The world is full of beautiful and interesting cities, but few of them shelter denizens as smitten with their home as San Francisco. In fact, even the most jaded traveler will grudgingly admit that there's a lot to love about the City by the Bay. It's beautiful, of course: Iconic cable cars scramble up and down the steep streets like urban mountain goats; the Bay wraps around the base of the city like a vast blue puddle, spanned here and there by bridges that glitter in the sunlight on their way to other, lesser towns
But San Francisco is not just another pretty place. Because of its "inhospitable geography," the city was always an ethnically diverse melting pot of can-do scrappy-types, who came to find gold (which is why a San Francisco dry goods merchant named Levi Strauss gave us blue jeans) or build railroads (which is why Chinese Americans are still the largest ethnic group in the city). The great Earthquake of 1906 destroyed three quarters of San Francisco, and a less feisty population might have thrown in the towel. But by 1915, San Francisco had not only rebuilt, but had emerged as a center of banking and finance. (Wells-Fargo and Bank of America were founded here.) Its reputation as a culturally and politically liberal city dates to the Beatnik era of Ginsberg and Kerouac, the Vietnam War protests at Berkeley, the hippy scene of Haight-Ashbury, and the birth of the Gay Rights movement. And it was San Francisco that led the dotcom boom and the gourmet organics trend. In other words, San Francisco is a city with real character.
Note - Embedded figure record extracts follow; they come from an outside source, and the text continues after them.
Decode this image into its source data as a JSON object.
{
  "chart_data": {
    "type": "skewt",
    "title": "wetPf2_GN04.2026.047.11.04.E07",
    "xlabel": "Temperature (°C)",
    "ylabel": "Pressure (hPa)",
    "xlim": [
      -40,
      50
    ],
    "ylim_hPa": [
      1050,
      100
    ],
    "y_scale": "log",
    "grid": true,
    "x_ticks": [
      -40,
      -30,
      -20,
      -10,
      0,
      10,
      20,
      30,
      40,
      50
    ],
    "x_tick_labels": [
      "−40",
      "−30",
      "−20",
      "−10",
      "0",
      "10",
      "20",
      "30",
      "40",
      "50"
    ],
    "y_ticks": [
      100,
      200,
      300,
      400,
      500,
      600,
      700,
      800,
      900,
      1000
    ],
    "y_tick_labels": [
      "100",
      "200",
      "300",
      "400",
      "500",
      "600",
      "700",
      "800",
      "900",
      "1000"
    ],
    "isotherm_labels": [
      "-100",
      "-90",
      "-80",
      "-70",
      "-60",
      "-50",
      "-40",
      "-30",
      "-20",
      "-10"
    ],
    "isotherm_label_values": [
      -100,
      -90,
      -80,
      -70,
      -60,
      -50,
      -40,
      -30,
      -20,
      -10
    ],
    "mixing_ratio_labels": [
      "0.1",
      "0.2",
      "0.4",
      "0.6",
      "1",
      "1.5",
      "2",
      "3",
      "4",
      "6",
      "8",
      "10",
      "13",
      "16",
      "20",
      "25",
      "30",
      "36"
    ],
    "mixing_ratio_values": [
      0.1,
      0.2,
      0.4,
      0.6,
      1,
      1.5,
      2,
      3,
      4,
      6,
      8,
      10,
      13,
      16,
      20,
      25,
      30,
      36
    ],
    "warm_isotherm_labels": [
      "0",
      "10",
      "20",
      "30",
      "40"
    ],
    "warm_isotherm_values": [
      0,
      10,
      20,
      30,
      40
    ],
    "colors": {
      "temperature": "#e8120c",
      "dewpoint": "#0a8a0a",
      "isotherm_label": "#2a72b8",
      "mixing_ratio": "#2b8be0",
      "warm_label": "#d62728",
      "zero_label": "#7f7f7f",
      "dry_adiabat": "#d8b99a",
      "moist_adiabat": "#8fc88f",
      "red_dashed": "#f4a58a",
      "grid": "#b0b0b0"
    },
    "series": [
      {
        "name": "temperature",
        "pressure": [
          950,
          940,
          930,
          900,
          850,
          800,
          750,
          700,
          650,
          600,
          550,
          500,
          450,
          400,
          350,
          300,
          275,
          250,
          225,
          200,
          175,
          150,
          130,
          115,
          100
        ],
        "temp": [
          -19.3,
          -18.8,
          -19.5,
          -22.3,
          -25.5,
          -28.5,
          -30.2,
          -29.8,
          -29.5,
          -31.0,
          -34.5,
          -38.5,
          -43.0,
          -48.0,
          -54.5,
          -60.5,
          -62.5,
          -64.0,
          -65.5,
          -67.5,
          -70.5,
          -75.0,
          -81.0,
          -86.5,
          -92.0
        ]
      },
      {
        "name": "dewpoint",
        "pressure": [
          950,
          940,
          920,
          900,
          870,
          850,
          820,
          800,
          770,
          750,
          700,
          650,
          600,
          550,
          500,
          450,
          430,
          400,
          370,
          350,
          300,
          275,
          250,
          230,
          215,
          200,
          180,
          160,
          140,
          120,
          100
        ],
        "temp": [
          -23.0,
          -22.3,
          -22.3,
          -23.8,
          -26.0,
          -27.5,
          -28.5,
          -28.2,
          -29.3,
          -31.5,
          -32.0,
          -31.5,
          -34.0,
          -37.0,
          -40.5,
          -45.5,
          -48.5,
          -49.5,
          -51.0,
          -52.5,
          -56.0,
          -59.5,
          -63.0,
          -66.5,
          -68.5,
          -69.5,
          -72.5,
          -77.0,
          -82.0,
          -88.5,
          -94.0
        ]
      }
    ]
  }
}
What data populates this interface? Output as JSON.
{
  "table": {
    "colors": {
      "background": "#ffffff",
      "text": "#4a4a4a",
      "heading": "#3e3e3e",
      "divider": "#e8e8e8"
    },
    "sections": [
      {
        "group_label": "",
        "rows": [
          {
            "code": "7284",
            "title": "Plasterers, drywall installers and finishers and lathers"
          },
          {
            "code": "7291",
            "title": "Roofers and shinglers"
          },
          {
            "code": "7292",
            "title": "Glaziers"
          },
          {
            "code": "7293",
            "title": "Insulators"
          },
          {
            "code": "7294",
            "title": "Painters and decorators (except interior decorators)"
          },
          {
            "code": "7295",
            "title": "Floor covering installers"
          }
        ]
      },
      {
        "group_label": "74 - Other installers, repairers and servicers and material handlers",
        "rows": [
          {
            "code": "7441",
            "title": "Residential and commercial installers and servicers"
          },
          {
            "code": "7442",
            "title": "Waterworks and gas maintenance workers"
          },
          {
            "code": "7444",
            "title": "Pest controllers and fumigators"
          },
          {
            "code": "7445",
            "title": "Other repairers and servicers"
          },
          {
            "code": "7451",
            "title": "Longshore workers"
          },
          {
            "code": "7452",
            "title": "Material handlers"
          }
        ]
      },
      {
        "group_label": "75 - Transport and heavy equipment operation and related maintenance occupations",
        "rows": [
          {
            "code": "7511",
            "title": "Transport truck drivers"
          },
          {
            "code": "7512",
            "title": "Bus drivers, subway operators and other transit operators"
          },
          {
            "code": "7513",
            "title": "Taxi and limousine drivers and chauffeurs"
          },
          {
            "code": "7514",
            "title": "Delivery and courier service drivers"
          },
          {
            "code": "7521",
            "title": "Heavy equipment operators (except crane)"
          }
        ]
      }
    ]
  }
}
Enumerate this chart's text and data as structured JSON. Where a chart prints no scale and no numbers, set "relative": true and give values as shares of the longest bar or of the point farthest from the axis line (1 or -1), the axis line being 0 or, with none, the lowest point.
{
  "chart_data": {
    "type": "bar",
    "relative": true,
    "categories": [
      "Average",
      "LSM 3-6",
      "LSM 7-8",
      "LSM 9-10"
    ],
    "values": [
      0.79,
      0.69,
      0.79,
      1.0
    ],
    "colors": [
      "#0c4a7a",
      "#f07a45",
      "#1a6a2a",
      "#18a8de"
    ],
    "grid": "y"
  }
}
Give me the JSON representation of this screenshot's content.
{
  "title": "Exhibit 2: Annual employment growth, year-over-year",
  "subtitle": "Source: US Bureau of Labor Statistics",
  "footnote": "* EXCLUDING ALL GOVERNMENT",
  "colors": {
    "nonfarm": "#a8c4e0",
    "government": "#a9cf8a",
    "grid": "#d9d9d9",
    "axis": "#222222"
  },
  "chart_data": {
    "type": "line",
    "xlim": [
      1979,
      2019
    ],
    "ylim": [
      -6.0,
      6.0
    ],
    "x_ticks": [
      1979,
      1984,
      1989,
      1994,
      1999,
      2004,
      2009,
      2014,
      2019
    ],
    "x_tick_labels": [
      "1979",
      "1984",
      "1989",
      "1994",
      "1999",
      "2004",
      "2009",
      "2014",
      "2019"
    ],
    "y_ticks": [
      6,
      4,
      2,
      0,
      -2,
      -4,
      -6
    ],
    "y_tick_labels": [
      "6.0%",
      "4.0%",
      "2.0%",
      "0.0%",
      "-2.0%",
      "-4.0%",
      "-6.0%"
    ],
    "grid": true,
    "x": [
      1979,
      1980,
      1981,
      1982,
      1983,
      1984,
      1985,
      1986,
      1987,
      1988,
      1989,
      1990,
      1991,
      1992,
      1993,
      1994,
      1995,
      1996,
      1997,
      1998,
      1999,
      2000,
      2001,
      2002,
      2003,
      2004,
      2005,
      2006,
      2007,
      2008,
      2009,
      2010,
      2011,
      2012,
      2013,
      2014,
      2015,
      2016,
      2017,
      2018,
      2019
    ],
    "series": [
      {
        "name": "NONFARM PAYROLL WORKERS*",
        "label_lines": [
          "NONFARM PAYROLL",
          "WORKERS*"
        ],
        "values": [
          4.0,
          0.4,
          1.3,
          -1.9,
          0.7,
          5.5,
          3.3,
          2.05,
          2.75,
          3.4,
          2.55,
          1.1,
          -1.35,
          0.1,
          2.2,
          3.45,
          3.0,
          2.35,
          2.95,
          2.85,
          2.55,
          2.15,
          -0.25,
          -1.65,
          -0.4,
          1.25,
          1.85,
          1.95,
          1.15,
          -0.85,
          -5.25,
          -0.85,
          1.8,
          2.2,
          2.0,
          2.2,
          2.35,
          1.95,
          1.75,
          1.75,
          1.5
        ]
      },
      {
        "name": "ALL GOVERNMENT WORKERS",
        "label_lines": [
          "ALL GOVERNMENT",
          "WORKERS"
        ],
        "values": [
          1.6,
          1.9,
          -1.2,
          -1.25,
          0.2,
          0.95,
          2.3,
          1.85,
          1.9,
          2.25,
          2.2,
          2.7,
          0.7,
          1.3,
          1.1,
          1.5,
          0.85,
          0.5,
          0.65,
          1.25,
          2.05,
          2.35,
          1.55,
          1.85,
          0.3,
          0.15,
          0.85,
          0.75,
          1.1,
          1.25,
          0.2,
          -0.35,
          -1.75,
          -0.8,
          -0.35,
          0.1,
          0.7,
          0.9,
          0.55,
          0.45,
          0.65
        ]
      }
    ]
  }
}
And it's a great city for boaters. With 1,600 square miles of Bay to explore, you may find it hard to go ashore. But hit the hard because San Francisco is small enough to be a great city for walkers, too. Grab a slip at Pier 39 Marina, if you can, and you'll be right in the middle of all the tourist action, with more than 110 stores, 12 Bay view restaurants, and plenty of entertainment, ranging from the famous sea lions and street performers, to scheduled live entertainment and people watching! At nearby Pier 41, you can hop on a tour to infamous Alcatraz Island, which once hosted inmates Al Capone and Robert Stroud, aka "The Birdman of Alcatraz."
You don't want to miss Lombard Street, the city's famously crooked street with- count 'em-nine hairpin turns. Check out the view from Alamo Square, with its oft-photographed row of Victorian houses topping off a great city vista. Union Square is the shopping and dining epicenter of the city. And take the pedestrian path across the Golden Gate Bridge for more amazing views and a close-up look at what was once the world's largest suspension bridge.
Last but not least, make sure you do some serious eating. The city is said to have more restaurants per capita than anywhere else in the world-San Franciscans were foodies back when the rest of us still thought a Twinkie was fine dining. They never stop innovating, so great new restaurants open frequently. But the diversity of San Francisco is a food boon every day, with just-caught crab from Fisherman's Wharf, fresh warm burrata and prosciutto from the North Beach neighborhood's Italian eateries, not to mention excellent dim sum, Vietnamese, and Asian-fusion food throughout the San Francisco Bay area.